Intelligent Processing

# User request
"Process this large documentation folder"

# Document Agent workflow
1. Scan folder structure
2. Identify: 15 markdown files, 3 PDFs, 2 Word docs
3. Plan: Batch processing strategy
4. Execute:
- Group markdown files for efficient processing
- Handle PDFs individually due to size
- Convert Word docs to markdown first
5. Coordinate: Multiple store_documents calls
6. Aggregate: Results from all operations
7. Return: "Processed 20 documents creating 145 searchable chunks"

🔍 Implementation Details

Agent Structure

from pydantic_ai import Agent, RunContext
from typing import List, Dict, Any

class DocumentAgent(Agent):
"""Orchestrates document processing operations"""

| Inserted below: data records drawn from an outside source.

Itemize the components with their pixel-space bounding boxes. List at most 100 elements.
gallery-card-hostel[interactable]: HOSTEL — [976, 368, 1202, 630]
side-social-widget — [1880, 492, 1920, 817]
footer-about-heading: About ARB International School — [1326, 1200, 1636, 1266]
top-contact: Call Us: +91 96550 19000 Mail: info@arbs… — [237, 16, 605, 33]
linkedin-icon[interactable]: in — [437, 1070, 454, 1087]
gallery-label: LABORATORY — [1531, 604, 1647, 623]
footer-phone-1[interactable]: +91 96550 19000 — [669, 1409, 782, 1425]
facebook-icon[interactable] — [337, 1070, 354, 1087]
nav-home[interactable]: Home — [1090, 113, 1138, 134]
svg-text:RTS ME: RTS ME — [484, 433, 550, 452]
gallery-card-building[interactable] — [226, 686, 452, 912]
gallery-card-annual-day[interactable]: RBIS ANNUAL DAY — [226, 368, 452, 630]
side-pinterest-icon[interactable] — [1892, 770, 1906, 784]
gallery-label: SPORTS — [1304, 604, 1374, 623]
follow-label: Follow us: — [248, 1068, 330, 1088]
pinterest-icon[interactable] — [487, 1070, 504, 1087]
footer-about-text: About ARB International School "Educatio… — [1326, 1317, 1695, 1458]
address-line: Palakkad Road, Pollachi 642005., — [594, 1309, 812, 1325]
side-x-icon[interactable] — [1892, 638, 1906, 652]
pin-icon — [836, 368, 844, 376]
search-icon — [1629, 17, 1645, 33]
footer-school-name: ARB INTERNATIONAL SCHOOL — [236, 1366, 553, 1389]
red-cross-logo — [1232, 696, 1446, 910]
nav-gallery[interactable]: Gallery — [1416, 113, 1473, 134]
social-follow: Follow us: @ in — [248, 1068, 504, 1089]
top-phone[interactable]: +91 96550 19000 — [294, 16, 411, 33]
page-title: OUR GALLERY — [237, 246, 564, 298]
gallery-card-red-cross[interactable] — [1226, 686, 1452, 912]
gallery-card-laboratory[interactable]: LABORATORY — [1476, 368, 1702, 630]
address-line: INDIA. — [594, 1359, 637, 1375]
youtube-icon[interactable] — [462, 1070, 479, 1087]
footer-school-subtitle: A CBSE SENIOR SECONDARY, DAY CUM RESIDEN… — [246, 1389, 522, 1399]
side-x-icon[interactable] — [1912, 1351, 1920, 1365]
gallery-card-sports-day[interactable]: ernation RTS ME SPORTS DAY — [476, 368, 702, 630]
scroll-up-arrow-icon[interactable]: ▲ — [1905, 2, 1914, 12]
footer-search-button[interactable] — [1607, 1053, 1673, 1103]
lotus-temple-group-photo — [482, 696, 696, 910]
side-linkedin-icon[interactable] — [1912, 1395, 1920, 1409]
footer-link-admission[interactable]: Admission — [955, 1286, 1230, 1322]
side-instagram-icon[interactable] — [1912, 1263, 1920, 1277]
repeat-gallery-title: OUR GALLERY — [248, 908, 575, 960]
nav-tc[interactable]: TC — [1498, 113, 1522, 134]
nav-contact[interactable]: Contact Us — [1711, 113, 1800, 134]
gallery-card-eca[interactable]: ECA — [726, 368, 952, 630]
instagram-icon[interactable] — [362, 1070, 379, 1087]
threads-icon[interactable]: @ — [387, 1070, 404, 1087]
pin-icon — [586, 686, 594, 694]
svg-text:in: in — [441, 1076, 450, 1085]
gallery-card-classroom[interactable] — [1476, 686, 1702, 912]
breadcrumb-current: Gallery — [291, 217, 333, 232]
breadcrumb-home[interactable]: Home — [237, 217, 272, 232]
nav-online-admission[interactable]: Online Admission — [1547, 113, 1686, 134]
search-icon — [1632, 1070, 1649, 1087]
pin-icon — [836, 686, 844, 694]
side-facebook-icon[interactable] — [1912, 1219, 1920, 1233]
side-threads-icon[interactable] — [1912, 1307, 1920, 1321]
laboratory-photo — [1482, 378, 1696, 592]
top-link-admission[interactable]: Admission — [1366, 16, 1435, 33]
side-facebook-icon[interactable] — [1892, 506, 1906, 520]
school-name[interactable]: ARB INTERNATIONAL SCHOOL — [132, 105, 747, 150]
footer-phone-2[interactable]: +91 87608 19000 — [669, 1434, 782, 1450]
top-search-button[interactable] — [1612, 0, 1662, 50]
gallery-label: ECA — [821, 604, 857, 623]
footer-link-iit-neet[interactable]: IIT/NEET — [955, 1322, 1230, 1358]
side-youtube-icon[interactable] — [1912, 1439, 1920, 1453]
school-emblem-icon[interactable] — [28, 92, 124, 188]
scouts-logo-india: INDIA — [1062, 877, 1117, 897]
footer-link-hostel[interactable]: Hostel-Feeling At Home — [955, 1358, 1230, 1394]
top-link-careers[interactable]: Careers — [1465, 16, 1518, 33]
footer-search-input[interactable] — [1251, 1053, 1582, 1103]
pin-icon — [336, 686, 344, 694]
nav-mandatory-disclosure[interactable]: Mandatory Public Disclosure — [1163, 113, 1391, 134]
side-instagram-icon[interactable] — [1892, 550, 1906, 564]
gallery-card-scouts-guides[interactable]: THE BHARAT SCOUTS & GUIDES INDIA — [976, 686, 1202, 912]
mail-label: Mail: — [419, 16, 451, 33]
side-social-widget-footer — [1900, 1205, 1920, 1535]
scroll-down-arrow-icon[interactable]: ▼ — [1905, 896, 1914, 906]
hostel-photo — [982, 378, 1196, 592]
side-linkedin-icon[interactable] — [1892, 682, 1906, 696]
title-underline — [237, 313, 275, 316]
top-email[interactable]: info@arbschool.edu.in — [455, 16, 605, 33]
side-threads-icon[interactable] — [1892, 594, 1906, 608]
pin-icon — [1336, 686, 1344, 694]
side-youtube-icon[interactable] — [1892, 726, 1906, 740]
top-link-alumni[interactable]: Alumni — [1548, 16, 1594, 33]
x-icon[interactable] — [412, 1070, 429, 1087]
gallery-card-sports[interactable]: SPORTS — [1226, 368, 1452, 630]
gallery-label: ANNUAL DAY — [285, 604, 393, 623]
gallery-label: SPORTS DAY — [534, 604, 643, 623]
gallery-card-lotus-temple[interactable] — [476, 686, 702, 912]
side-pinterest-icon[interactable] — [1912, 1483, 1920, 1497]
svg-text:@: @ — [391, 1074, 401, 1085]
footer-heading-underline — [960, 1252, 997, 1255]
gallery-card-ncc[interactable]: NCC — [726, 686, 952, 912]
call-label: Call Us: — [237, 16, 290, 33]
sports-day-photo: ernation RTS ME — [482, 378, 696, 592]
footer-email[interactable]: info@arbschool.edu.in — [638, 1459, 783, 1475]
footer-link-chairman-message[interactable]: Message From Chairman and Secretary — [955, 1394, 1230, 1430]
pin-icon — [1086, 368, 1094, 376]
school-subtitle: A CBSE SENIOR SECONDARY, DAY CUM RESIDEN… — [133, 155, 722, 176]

name = "document_processor"
description = "Handles document uploads and processing"

tools = [
"upload_document",
"store_documents",
"manage_document",
"manage_versions"
]

async def process_request(
self,
context: RunContext,
request: str
) -> Dict[str, Any]:
# Analyze request and determine strategy
strategy = self.analyze_request(request)

# Execute appropriate workflow
if strategy.type == "single_upload":
return await self.single_document_workflow(context, strategy)
elif strategy.type == "batch_process":
return await self.batch_workflow(context, strategy)
# ... more strategies

Decision Making

The Document Agent makes intelligent decisions about:

  1. Chunk Size: Based on document type and content
  2. Processing Order: Prioritizes based on dependencies
  3. Parallelization: When to process in parallel vs sequential
  4. Error Handling: Retry strategies for failed operations

📈 Performance Optimization

Batching Strategy

  • Groups similar documents for efficient processing
  • Minimizes API calls by batching operations
  • Balances batch size with memory constraints

Caching Decisions

  • Remembers processing strategies for similar documents
  • Caches metadata extraction results
  • Reuses successful workflow patterns

🚨 Error Handling

Common Scenarios

  1. Large File Handling

    • Automatically switches to streaming mode
    • Breaks into smaller chunks for processing
  2. Format Issues

    • Falls back to text extraction
    • Attempts multiple parsing strategies
  3. Network Failures

    • Implements exponential backoff
    • Saves progress for resume capability

Error Recovery Example

# Workflow with error handling
try:
result = await upload_document(file_path)
except FileTooLargeError:
# Switch to chunked upload
chunks = await prepare_chunks(file_path)
results = []
for chunk in chunks:
result = await store_documents([chunk])
results.append(result)
return aggregate_results(results)

🔗 Integration Examples

With Project Management

# Creating project documentation
"Create project documentation from these design files"

# Agent coordinates:
1. manage_project() - Create or find project
2. upload_document() - Process each design file
3. manage_document() - Link to project
4. manage_versions() - Set up version tracking

With Knowledge Base

# Building knowledge base
"Add all our API documentation to the knowledge base"

# Agent coordinates:
1. crawl_single_page() - For online docs
2. upload_document() - For local files
3. store_documents() - For processed content
4. Cross-reference with existing content

📊 Monitoring & Metrics

Key Metrics Tracked

  • Processing Time: Per document and total
  • Chunk Count: Documents to chunks ratio
  • Success Rate: Successful vs failed uploads
  • Tool Usage: Which MCP tools used most

Processing Traces

The Document Agent provides detailed processing traces showing document type, file size, and processing strategy for each operation.